1. The company should have to provide all the facilities as per the policy made by the
government and there should not be any unfair labour practices in the company.
2. At the time of initial appointment, the workmen should be complying and aware with
all the conditions and services prescribed under the policy of the company and the
company should also have to treat the workmen whether they are contractual workmen
or permanent workmen of the company.
3. When a company is willing to termination/retrenched an employee, they should provide
a pre notice to the workmen before one months of retrenchment and at the time of
retrenchment, the retrenchment benefits should also have to provide by the employer.
4. As the workmen were deprived from getting theirs rights as regular employees, the
company can compensate those workmen with some kind of increased monetary
benefits along with the wage increase and DA which may fulfil their additional demand.
5. If any workmen serving the company for more than 5 years, company should benefit
the workmen with permanent recognition along with all the services as of regular
workmen as per the Law.

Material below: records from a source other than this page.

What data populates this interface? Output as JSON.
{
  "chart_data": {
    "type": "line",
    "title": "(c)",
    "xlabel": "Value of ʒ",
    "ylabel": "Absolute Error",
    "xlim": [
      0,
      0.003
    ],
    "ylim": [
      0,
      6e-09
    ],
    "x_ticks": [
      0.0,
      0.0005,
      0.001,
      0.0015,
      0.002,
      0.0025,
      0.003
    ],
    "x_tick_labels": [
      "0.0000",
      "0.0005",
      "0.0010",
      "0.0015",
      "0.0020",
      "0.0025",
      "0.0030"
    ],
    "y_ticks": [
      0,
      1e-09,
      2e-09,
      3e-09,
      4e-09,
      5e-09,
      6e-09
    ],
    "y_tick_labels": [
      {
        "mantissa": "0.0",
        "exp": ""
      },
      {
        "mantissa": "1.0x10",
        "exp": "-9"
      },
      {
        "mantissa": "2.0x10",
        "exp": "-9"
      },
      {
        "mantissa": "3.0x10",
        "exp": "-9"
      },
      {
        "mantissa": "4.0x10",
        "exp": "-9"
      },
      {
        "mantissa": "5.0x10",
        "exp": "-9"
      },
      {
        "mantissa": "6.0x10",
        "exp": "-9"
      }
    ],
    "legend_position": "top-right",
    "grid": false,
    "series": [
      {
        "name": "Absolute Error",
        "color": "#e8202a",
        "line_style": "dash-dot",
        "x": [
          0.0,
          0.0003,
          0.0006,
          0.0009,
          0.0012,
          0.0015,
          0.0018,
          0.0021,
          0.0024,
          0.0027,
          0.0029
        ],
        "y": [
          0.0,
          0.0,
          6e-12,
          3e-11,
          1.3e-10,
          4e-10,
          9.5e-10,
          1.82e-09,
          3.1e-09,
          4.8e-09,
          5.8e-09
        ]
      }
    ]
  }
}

As, the company have to follow all the provision of Labour
Law.
6. There should be a clear code of conduct between the employee and the employer in the
company while going for any agreement, all the terms and conditions from wage rate,
working hour, over time, rest room, and all others services have to be mentioned.
7. The services of the workmen should have to regularise by the company not as a matter
of right of the workmen arising under any situation but with a view to eradicate unfair
labour practices and in equity to undo social injustice and as a measure of labour
welfare.

8. There should be the participation of workers in the management of the industrial unit

and it should be encouraged by making effective use of works committees, joint

consultation and other methods. This will improve communication between managers
and workers, increase productivity and lead to greater effectiveness.
9. There must be an atmosphere of mutual cooperation, confidence, and respect.

Management should adopt a progressive outlook, and should recognise the right of

workers.

10. The Government should play an active role for promoting industrial peace. It should

make law for the compulsory recognition of a representative union in each industrial

unit. It should intervene to settle disputes if the management and the workers are
unable to settle their disputes. This will restore industrial peace.